Many types of Micro Electro-Mechanical Systems (MEMS) provide electrical sensing, controls, and calculation. MEMS technology is being applied to continually smaller systems, and recently has been applied to nano-scale systems. Designing for continually smaller devices, particularly down to and into the nano-scale dimensions, provides considerable design challenges.
Considerable complexity results when MEMS devices and circuits are applied to hostile environments. One of the most challenging environments that MEMS, or any electronic circuit, can be designed for, or applied to is fluids (and more particularly blood, other bodily fluids, or difficult to handle fluids). MEMS can be configured to sense or monitor a variety of parameters within the human body as well as in many other applications. The electronic device has to be protected from such hostile environments to provide an accurate measurement of the fluid.
One prior art embodiment of a MEMS device 29, as illustrated in FIG. 1, can be integrated within certain chemical analysis systems. The MEMS device 29 includes a plurality of substrates 34 and 36. Grooves and/or channels 28 are etched into one or both of the respective etched faces 30, 32 of the two respective substrates 34, 36. The etched faces of each one of the two substrates are bonded together at a bonded region 38 as illustrated in FIG. 2 such that they are positioned to face each other. Since the etched faces are mounted to face each other, a pair of etched grooves (i.e., one groove in each of the etched faces) can together form a conduit surrounded on each side by one of the substrates.
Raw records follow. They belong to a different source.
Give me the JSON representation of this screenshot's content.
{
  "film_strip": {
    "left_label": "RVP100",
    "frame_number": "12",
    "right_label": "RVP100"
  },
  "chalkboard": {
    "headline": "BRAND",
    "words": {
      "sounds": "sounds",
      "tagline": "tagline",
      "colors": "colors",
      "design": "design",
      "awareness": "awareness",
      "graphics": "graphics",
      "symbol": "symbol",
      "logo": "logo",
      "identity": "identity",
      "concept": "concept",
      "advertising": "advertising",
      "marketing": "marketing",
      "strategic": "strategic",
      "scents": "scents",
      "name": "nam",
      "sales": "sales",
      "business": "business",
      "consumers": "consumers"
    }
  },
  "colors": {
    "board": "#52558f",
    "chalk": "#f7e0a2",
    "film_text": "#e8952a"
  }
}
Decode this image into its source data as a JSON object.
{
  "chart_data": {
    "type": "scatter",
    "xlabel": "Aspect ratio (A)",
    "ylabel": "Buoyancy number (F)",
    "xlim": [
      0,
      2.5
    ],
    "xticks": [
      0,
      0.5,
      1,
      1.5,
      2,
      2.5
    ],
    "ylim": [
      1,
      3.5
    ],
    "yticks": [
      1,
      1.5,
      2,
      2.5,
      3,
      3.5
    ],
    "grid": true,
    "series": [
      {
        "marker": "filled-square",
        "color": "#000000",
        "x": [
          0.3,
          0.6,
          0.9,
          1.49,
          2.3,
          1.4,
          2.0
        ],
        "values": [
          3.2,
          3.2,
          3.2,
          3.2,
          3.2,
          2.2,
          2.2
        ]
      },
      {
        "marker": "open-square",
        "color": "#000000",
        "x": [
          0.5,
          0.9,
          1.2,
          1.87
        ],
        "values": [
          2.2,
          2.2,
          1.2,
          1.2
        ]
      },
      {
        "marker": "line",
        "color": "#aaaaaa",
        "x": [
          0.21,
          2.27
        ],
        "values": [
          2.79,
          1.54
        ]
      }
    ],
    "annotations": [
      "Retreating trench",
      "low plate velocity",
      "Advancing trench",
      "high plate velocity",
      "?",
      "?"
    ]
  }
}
The substrates 34, 36 can be manufactured from a glass (such as Pyrex®—a trademark of Corning) or a semiconductor such as silicon. The substrates are bonded together so the etched channels and/or grooves 28 (as shown in FIG. 1) in one or both of the etched faces 30, 32 of the substrates form a conduit that provides fluidic communications. The substrates can be bonded using anodic bonding technique or with glass frit intermediate layers. The conduits that provide fluidic communications include fluidic I/O ports as well as the fluidic channels.
Such prior art techniques can use known fabrication to create the etched channels and/or grooves 28 as shown in FIG. 1 having a desired dimension down to, and including, tens of nanometers. However, aligning the etched channels and/or grooves 28 on pairs of bonded substrates takes a considerable amount of time and effort. As such, it is difficult to use such matched substrate configurations in large scale production. In addition, such bonded substrate pairs are costly to produce.